For the next 23 years he drifted around the countryside, apart from short spells in prison for petty theft. "I suppose I went missing in a way, because even though I stayed in the country I never saw anyone I knew. I went months without talking to anyone.

"I lost my family. My sister had two children who must be grown up now. I don't know if my brother has had children. I regret missing all that. It kept me going over the years wondering what my brother and sister, my mother and my friends would be doing if I was with them now. But when you have been away so long it's hard to go back. I was scared to ask for help in case I was rejected. No one ever came to find me, so I just carried on. It was all I knew."

He said he reached his lowest point in January, when he was remanded in jail and attempted suicide. "I had been wearing my joggers and I kept the string in my pocket, so when I was remanded I said I needed the toilet and I was away. I actually passed out and a young copper found me."

The life Mr Sinclair described is familiar to the National Missing Persons' Helpline, which warns families that, once a loved one has gone missing for a lengthy period, they usually have to be found because it is psychologically too hard to come back.

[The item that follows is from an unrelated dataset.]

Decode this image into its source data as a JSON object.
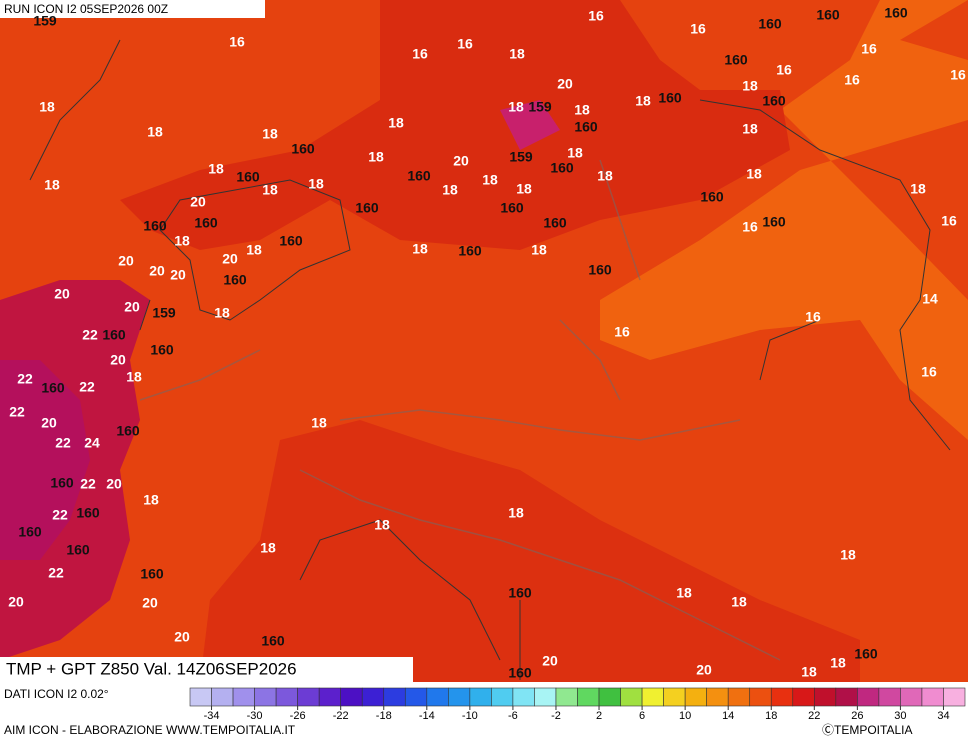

Mr Sinclair was lucky. Last January, Willie Leitch, an old cellmate from Barlinnie, recognised his friend's name on the radio and searched him out. Mr Sinclair is now living with Mr Leitch and his wife in Livingston and helps out at the community centre Mr Leitch founded. "I like being here with Willie and Edith," he said. "But I can't stay here for ever. I'd love a wee cottage where there were a few neighbours a couple of miles away. I'd come out of my back door and there would just be hills."